La storia dei Truzzi Broders non è soltanto la storia di una band, è anche la storia di una città e di una scena musicale. Dentro ci si ritrova una Torino che scopre la crisi della sua anima industriale, il disagio dei quartieri di periferia e i ragazzi alla ricerca di una loro identità. È però anche una città vivace, dove si respira un’energia creativa che dà vita a una scena musicale punto di riferimento in tutta Italia. Sono anni fondamentali per la città, che passa da città deserto a città viva grazie all’impegno e alle idee di un gruppo di ragazzi poco più che adolescenti. Un periodo importantissimo e poco raccontato che i ragazzi delle nuove generazioni ignorano.
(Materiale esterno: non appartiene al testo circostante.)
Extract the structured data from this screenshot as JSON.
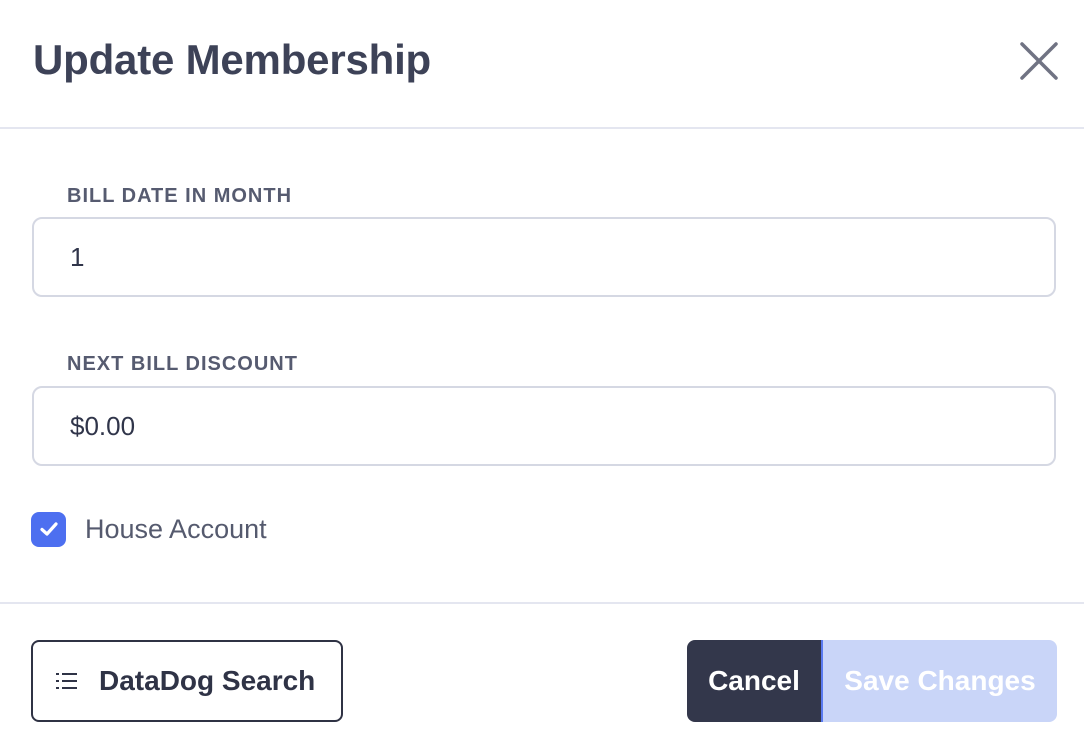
{
  "dialog": {
    "title": "Update Membership",
    "close_icon": "close-icon"
  },
  "fields": {
    "bill_date": {
      "label": "BILL DATE IN MONTH",
      "value": "1"
    },
    "next_bill_discount": {
      "label": "NEXT BILL DISCOUNT",
      "value": "$0.00"
    }
  },
  "house_account": {
    "label": "House Account",
    "checked": true
  },
  "footer": {
    "datadog_label": "DataDog Search",
    "datadog_icon": "list-icon",
    "cancel_label": "Cancel",
    "save_label": "Save Changes",
    "save_disabled": true
  },
  "colors": {
    "accent": "#4d6ff0",
    "cancel_bg": "#33374b",
    "save_disabled_bg": "#c9d5f8",
    "title": "#3d4257"
  }
}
A noi, che non l’abbiamo vissuto, piaceva l’idea di raccontarlo attraverso lo sguardo dei Truzzi Broders, forse perché, in un certo senso, è anche un po’ il nostro sguardo.
I Truzzi Broders si lasciano influenzare dai punk soprattutto per l’autoproduzione, il do it yourself e la voglia di fare musica con i mezzi che si hanno. Musicalmente sono però diversi, propongono un rock grezzo cantato in italiano. E diverso è anche il loro atteggiamento: la rabbia c’è, ma è filtrata dall’ironia e dall’autoironia, si prendono poco sul serio e lo dimostrano nei testi e nelle esibizioni dal vivo. La critica del tempo li etichetta come demenziali, anche se a ben vedere di demenziale c’è poco in loro.
Amano raccontare la realtà di tutti i giorni, la vita dei ragazzi nei quartieri, i problemi della Torino di allora. Per usare le loro parole:
«È per uscire vivi dai nostri quartieri che facciamo il rock, amico».